Overview of amyloidosis
Amyloidosis is a group of clinical syndromes with multiple causes. It is not a clinically independent disease, but rather a group of tissue-induced protein deposition disorders. The disease was first discovered by Wirchow in 1854, and the diagnostic rate has increased significantly over the past 20 years as amyloidogenic substances have been extracted from the tissues of patients with a variety of disorders and their corresponding chemical compositions have been further analyzed. In fact, amyloidosis is not clinically uncommon. It is characterized by the deposition of amyloid substances in the walls of blood vessels and tissues, causing a variety of pathologies, mainly involving the heart, kidneys, liver, spleen, gastrointestinal tract, joints, muscles and skin organs and tissues. Deposits can occur locally or systemically, and the course of the disease can be benign or malignant.
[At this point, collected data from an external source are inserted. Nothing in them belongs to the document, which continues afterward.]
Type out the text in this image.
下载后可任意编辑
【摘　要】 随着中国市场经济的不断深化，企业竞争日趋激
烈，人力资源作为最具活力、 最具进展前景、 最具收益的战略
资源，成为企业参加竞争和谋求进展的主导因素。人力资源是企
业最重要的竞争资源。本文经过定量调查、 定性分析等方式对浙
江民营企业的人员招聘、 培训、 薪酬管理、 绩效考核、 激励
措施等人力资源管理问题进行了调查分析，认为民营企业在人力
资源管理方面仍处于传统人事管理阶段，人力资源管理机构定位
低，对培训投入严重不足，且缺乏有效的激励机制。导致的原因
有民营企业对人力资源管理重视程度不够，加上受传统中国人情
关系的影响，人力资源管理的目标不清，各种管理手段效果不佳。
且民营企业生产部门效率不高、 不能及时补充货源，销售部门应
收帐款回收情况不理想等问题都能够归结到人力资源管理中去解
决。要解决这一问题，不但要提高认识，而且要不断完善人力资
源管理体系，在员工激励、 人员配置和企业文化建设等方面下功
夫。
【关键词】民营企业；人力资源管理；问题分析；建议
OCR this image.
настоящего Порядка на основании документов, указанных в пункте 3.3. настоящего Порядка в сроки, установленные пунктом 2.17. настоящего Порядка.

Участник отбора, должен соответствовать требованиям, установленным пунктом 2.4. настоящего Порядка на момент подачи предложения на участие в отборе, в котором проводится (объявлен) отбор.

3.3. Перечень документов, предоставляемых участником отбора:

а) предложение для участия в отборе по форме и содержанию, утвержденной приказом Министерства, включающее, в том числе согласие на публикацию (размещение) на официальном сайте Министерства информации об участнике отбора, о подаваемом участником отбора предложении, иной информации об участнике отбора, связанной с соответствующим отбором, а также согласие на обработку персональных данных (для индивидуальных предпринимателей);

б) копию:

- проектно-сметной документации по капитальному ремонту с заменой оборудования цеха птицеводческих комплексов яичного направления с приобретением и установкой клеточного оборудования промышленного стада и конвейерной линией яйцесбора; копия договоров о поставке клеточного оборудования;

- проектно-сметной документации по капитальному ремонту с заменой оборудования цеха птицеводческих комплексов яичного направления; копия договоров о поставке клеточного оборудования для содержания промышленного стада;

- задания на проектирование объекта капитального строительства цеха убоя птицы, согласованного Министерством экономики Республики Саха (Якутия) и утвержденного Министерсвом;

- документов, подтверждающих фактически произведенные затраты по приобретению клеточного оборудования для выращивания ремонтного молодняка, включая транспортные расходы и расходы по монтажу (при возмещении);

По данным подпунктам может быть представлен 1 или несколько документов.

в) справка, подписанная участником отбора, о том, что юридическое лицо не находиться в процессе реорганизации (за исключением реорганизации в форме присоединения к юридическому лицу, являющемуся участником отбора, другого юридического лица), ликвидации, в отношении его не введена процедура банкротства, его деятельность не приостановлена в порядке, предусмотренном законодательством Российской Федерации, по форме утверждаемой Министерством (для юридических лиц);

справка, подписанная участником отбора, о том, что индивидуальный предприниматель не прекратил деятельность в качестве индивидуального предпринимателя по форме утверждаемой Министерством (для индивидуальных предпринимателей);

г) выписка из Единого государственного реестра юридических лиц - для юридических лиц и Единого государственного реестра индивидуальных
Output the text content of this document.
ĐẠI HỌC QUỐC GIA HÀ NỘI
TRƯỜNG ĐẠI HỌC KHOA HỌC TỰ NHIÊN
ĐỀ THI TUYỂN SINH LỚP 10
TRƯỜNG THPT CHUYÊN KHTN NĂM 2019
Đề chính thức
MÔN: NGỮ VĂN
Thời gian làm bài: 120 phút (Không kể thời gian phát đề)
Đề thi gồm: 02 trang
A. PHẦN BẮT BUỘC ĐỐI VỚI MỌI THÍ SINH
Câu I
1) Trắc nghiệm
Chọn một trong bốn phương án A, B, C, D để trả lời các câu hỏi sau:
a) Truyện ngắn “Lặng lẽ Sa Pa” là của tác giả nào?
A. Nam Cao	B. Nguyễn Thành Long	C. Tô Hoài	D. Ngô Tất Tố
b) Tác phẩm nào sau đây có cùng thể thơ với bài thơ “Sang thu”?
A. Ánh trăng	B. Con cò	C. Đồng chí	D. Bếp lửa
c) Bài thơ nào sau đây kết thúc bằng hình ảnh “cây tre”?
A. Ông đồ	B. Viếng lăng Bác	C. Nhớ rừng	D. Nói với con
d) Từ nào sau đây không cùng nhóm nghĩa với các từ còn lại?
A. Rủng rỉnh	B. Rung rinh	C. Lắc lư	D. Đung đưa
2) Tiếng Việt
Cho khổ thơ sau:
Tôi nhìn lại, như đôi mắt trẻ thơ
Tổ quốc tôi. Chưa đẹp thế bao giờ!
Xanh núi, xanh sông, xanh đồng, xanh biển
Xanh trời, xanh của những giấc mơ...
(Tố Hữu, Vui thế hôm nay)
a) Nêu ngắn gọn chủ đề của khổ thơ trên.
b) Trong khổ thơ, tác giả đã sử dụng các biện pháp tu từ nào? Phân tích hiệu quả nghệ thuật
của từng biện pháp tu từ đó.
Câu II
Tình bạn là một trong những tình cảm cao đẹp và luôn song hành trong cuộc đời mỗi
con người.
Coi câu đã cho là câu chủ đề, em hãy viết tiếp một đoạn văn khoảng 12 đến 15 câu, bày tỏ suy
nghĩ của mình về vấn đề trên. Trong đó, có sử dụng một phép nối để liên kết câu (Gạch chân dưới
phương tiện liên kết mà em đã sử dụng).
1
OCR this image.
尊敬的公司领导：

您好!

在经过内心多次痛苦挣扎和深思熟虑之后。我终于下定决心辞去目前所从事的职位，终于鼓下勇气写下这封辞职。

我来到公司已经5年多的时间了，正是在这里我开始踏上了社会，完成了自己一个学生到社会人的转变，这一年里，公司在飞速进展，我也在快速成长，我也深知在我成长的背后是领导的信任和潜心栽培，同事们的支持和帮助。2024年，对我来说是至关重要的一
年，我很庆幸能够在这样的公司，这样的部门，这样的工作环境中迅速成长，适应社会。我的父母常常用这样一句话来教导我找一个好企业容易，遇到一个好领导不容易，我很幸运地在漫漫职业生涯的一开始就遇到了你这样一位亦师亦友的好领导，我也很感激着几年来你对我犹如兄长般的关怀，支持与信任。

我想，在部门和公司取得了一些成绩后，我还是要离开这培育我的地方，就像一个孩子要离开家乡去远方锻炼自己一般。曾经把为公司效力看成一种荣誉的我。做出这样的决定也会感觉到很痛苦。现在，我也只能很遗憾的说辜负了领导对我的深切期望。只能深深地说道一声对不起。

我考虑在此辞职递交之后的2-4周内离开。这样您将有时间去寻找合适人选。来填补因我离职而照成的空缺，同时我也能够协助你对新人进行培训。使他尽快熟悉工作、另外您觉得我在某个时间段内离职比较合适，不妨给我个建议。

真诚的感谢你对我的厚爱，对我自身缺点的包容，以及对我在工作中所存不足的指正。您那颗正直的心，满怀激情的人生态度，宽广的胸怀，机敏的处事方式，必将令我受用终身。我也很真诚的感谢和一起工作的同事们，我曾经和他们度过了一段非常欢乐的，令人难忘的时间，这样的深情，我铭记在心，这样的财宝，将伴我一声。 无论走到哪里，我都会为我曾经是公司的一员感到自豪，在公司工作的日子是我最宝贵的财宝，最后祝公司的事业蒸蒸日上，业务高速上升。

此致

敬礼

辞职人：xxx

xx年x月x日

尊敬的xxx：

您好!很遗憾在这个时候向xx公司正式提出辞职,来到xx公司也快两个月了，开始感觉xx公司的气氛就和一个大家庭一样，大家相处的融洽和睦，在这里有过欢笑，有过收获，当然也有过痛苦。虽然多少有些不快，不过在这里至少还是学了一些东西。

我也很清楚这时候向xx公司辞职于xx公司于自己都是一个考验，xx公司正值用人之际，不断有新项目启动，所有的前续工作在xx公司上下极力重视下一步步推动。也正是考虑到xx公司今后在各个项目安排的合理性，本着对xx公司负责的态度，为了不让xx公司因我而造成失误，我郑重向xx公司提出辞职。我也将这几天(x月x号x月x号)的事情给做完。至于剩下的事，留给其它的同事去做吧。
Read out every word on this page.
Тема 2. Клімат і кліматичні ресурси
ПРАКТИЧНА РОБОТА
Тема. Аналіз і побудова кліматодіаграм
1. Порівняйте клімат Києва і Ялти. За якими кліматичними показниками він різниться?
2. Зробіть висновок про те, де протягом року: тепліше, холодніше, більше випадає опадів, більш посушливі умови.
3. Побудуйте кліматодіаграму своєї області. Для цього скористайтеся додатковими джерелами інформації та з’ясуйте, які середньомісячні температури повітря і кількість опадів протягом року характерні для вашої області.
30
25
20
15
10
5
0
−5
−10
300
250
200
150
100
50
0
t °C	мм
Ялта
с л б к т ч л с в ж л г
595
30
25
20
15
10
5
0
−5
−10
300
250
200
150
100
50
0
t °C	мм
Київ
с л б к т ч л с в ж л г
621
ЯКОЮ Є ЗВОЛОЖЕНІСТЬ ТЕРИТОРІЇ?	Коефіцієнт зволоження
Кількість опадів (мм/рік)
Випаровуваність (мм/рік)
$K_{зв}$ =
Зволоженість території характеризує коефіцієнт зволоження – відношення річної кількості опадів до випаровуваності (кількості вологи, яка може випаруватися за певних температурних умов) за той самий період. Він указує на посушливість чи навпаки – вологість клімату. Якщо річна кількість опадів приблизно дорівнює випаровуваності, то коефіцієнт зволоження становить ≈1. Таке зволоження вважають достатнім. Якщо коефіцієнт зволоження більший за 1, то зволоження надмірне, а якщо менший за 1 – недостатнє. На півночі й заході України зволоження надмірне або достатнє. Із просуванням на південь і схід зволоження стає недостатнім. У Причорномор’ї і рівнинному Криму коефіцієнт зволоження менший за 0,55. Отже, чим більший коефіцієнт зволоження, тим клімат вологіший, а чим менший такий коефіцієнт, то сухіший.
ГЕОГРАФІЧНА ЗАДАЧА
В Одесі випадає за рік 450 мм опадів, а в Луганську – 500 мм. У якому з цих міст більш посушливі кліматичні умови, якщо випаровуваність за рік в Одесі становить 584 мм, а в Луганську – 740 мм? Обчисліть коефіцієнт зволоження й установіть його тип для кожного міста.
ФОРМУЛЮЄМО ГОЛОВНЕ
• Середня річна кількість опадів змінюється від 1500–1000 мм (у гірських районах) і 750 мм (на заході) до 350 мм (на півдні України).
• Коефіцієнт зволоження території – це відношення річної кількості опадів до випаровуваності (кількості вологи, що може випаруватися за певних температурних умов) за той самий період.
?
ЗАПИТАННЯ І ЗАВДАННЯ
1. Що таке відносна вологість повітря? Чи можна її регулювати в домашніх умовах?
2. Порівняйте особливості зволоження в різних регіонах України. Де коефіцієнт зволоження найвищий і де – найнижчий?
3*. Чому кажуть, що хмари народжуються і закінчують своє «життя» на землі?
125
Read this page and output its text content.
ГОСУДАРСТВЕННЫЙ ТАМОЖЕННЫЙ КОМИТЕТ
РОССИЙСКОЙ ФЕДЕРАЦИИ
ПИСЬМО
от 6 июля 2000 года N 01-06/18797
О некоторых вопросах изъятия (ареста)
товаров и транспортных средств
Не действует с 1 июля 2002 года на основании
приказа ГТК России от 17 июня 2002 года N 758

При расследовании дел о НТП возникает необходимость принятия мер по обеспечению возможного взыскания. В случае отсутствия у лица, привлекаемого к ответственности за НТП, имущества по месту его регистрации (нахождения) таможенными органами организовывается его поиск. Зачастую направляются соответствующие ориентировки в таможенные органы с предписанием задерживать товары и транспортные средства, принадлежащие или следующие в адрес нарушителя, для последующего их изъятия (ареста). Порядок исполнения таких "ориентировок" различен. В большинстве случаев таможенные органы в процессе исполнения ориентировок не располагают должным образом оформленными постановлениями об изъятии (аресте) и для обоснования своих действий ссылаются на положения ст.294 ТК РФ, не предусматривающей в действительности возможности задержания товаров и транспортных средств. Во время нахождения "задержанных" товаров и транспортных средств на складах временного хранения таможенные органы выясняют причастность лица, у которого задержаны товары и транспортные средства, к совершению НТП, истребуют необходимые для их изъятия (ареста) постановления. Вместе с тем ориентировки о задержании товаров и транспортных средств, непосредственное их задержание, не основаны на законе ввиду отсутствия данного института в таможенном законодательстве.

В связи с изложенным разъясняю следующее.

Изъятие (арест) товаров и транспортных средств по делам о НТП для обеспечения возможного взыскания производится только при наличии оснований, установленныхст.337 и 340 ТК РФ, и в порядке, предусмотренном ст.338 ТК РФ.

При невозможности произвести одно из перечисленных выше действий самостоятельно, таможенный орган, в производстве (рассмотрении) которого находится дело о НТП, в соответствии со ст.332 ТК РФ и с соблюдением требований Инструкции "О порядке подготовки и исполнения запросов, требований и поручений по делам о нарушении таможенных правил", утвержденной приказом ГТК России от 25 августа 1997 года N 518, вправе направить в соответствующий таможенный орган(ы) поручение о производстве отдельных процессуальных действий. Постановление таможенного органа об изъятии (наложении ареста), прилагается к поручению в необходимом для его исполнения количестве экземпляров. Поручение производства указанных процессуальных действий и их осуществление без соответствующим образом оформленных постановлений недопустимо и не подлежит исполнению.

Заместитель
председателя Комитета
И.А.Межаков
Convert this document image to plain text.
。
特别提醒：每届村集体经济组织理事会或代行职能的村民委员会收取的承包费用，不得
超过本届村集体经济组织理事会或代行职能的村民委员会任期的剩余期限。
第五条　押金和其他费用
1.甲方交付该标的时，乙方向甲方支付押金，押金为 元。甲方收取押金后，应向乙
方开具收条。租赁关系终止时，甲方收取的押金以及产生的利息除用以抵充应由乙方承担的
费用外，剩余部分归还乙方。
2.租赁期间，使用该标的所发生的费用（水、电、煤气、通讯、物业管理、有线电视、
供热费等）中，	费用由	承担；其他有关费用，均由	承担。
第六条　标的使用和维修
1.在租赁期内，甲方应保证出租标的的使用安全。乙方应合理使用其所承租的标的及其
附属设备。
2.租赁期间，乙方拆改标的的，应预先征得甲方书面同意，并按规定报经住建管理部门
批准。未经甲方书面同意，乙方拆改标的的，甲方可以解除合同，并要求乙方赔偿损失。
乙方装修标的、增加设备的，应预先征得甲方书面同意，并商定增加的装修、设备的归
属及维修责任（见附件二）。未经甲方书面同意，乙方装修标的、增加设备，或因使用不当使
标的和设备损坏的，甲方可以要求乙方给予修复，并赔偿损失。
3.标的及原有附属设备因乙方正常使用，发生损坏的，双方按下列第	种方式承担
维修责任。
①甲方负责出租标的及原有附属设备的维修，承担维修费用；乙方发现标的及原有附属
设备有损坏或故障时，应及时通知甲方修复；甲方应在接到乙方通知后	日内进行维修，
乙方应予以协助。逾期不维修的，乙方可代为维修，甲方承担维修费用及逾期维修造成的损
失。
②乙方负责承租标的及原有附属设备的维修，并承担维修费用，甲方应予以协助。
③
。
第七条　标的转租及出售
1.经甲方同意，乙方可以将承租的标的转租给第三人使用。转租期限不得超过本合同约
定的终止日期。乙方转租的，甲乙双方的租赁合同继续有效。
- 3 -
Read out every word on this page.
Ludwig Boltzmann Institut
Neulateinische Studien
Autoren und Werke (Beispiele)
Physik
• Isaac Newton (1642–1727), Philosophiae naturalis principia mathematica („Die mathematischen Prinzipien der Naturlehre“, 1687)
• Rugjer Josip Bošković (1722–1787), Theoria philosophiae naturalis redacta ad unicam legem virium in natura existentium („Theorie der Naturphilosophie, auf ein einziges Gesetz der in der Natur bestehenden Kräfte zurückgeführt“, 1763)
When amyloidosis involves the joints, it can cause amyloidosis-related osteoarthropathy.
Causes
The etiology of this disease is unclear, but various cytokines, growth factors and related inflammatory mediators may play a role.
Secondary amyloidosis-related arthropathy is common in the following conditions:
1. chronic infections: tuberculosis, osteomyelitis, schistosomiasis, etc.
2. Rheumatic diseases: ankylosing spondylitis, systemic lupus erythematosus, leukemia, etc.
3. Malignant tumors: lymphosarcoma, esophageal cancer, cervical cancer, etc.
4. Others: narcotic addiction, periodic granulocytopenia, etc.
The etiology of senile amyloidosis is not clear at present.
Symptoms
Amyloid arthropathy: various types of amyloidosis can involve joints, especially AL and Aβ2M amyloidosis are easy to appear. AL amyloidosis mainly involves shoulder, wrist, knee and interphalangeal joints, etc., which can have morning stiffness, swelling of soft tissues around the joints, pressure and pain and limitation of activities, and it is sometimes very similar to rheumatoid arthritis. Subcutaneous nodules can be seen in the joints of more than half of the patients, and some patients may have carpal tunnel syndrome and/or “shoulder pad sign”. Amyloid can also be deposited in skeletal muscle, resulting in muscle hypertrophy or myopathy. Bone infiltrated by large amounts of amyloid can cause osteolytic lesions, leading to pathological fractures.The main manifestations of Aβ2M amyloidosis include carpal tunnel syndrome, joint effusion, limited joint movement, spondyloarthropathies, and cystic bone destruction. Osteoarthritis, calcium pyrophosphate deposition disease and intervertebral disc calcification can also be accompanied by joint amyloidosis.
Examination
1. Blood test and blood sedimentation
Secondary amyloidosis varies according to the primary disease, there may be mild anemia, elevated white blood cell count, rapid blood sedimentation, primary and familial type have no abnormal changes, secondary to plasma cell disease, the peripheral blood can be seen to have red blood cell crosstalk phenomenon.
2. Immunologic examination
Protein electrophoresis of blood and urine and quantitative determination of serum immunoglobulin, if special immunoglobulin is found, it is important for the diagnosis of AL amyloidosis.
3. X-ray examination
The disease often shows multiple symmetrical joint involvement, manifested as soft tissue mass in the joint area, and the bone near the joint end shows osteolytic changes. Due to ischemia of the bone and joint, the bone near the end of the joint can be limited necrosis, and the joint surface is flattened, and the bone is dense. When the hip is involved, the X-ray presentation resembles ischemic necrosis of the femoral head with clear margins. When the vertebral body develops, there may be extensive osteoporosis and cystic bone destruction, similar to myeloma.
4. Others
In addition, amyloid ultrastructural examination is also included.
Diagnosis
Pathologic histologic examination is the gold standard for diagnosis of the disease and the only way to confirm the diagnosis. Obtaining enough suitable specimens is the key to histologic examination. The sites of biopsy are mainly abdominal subcutaneous fat, bone marrow, and rectal mucosa.
Immunohistochemistry and ultrastructural examination of immunolabeling under the electron microscope can help classify the disease.
Treatment
1. Specific treatment
(1) AL amyloidosis: either combination chemotherapy with oxfenarsine (Marfan) and prednisone (MP regimen) or iododeoxyadriamycin can be applied.
(2) AA amyloidosis: treat the underlying disease with colchicine or cytotoxic drugs.
2. Symptomatic, supportive and alternative treatments
Amyloidosis-associated osteoarthropathy requires symptomatic, supportive and alternative treatment.
Prognosis
The prognosis of secondary amyloidosis depends on the success of the treatment of the primary disease, and amyloidosis-associated osteoarthropathy has a poor prognosis.